Gregg’s prescriptions echo Friedrich Hayek, who was content to believe that markets are operating well when others see only chaos. Gregg is never far from connecting central planning to the loss of individual freedom and makes the case that its appeal to China—and to some in the U.S. promoting a brand of state capitalism—is as much about controlling a population chronically unsatisfied with the choices government elites make on its behalf as about anything else.

Gregg references all the proper authorities in citing regulation as the principal impediment to entrepreneurship. He is right also to point out that public venture funds are far less likely to support successful startups. (The reason, again, is corruption: the management of these funds is commonly entrusted to politically connected individuals with little experience in venture investing.) He cites the well-remembered example of Solyndra, now bankrupt, a venture backed by the Obama Department of Energy on the promise that it could speed the nation’s conversion to solar power.

To overcome state capitalism, Gregg writes, we must remodel our economy to look more as it did from 1950 to 1970, when the nation enjoyed a burst of creativity and birthed more new firms per year per capita than at any other time in our history. This golden period of startups was perhaps the last free market era before the regulatory storm. To recapture the energy of this period, Gregg revisits some familiar arguments, all meant to make the American domestic market more competitive.

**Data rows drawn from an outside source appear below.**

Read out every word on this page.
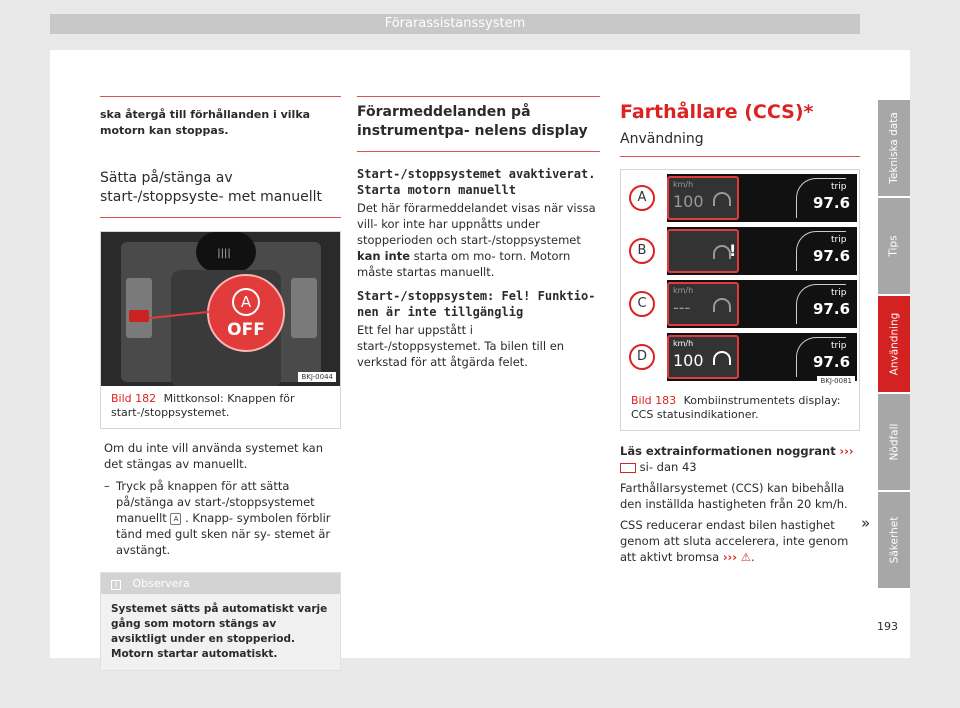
Förarassistanssystem
ska återgå till förhållanden i vilka motorn kan stoppas.
Sätta på/stänga av start-/stoppsyste- met manuellt
||||
A
OFF
BKJ-0044
Bild 182 Mittkonsol: Knappen för start-/stoppsystemet.
Om du inte vill använda systemet kan det stängas av manuellt.
– Tryck på knappen för att sätta på/stänga av start-/stoppsystemet manuellt A . Knapp- symbolen förblir tänd med gult sken när sy- stemet är avstängt.
i Observera
Systemet sätts på automatiskt varje gång som motorn stängs av avsiktligt under en stopperiod. Motorn startar automatiskt.
Förarmeddelanden på instrumentpa- nelens display
Start-/stoppsystemet avaktiverat. Starta motorn manuellt
Det här förarmeddelandet visas när vissa vill- kor inte har uppnåtts under stopperioden och start-/stoppsystemet kan inte starta om mo- torn. Motorn måste startas manuellt.
Start-/stoppsystem: Fel! Funktio- nen är inte tillgänglig
Ett fel har uppstått i start-/stoppsystemet. Ta bilen till en verkstad för att åtgärda felet.
Farthållare (CCS)*
Användning
A
km/h
100
trip
97.6
B	!
trip
97.6
C
km/h
---
trip
97.6
D
km/h
100
trip
97.6
BKJ-0081
Bild 183 Kombiinstrumentets display: CCS statusindikationer.
Läs extrainformationen noggrant ›››  si- dan 43
Farthållarsystemet (CCS) kan bibehålla den inställda hastigheten från 20 km/h.
CSS reducerar endast bilen hastighet genom att sluta accelerera, inte genom att aktivt bromsa ››› ⚠.
»
Tekniska data
Tips
Användning
Nödfall
Säkerhet
193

For Gregg, competition stimulates innovation, more startups, and collectively leads to a healthier national economy that is competitive in global markets. Gregg sees international trade as playing a critical role in the recovery of growth in the U.S. economy. His argumentation can be diffuse here, asking the reader to connect too many dots within just a few pages. For example, he makes too much of an item of economic research—namely, that fewer people changing their residence in a given period suggests a systemic weakness in the economy. But with domestic migration suddenly at all-time highs, are we to conclude that the U.S. economy is somehow stronger?

But these are small problems in a book that ends with its author claiming a debt to Catholic philosophers Jacques Maritain and Michael Novak, both of whom saw how civic and personal virtue could result from lives spent working in our “commercial republic.” Novak and Maritain saw businesses as special institutions evolved to advance human welfare through capitalism. And like McCloskey, each saw the individual’s engagement in the economy as a means of pursuing personal virtue.

The Next American Economy is especially relevant in the present moment, when too many people remain enamored of socialism, despite its demonstrable failures. Today, attacks on commerce include claims that economic expansion always degrades the environment, and that corporations exist to advance the interests of the patriarchy—a voguish construct that holds that businesses are necessarily racist, sexist, and homophobic.

Seeing corporations in this light allows progressives to propose radical readjustments of private ownership. The vehicle du jour of this effort is the notion of “stakeholder capitalism,” where self-appointed guardians, not equity holders in the corporation, seek the power to describe and protect the interests of parties having little to no nexus with the company. The idea is closely related to the Davos Manifesto, a Mister Rogers’ Neighborhood idea of capitalism. To pursue this end, capitalism must be made redistributive. Only more powerful central governments, controlled by unelected elites pursuing undefinable and unmeasurable notions of “social justice,” can achieve this outcome. Never mind that, as more countries embraced free-market models over the past 50 years, the portion of the global population living in poverty was cut in half.

The Next American Economy is filled with the wisdom and insights that one might expect from such a thoughtful and productive scholar. It can serve any reader as a guide to the competing views of how America should meet its future. The central-planning model of state capitalism will never achieve the productivity, wealth creation, and improved human welfare that the model of a commercial republic can secure. And given the commercial republic model’s close correlation with expanded human freedom, arguments in its favor must prevail.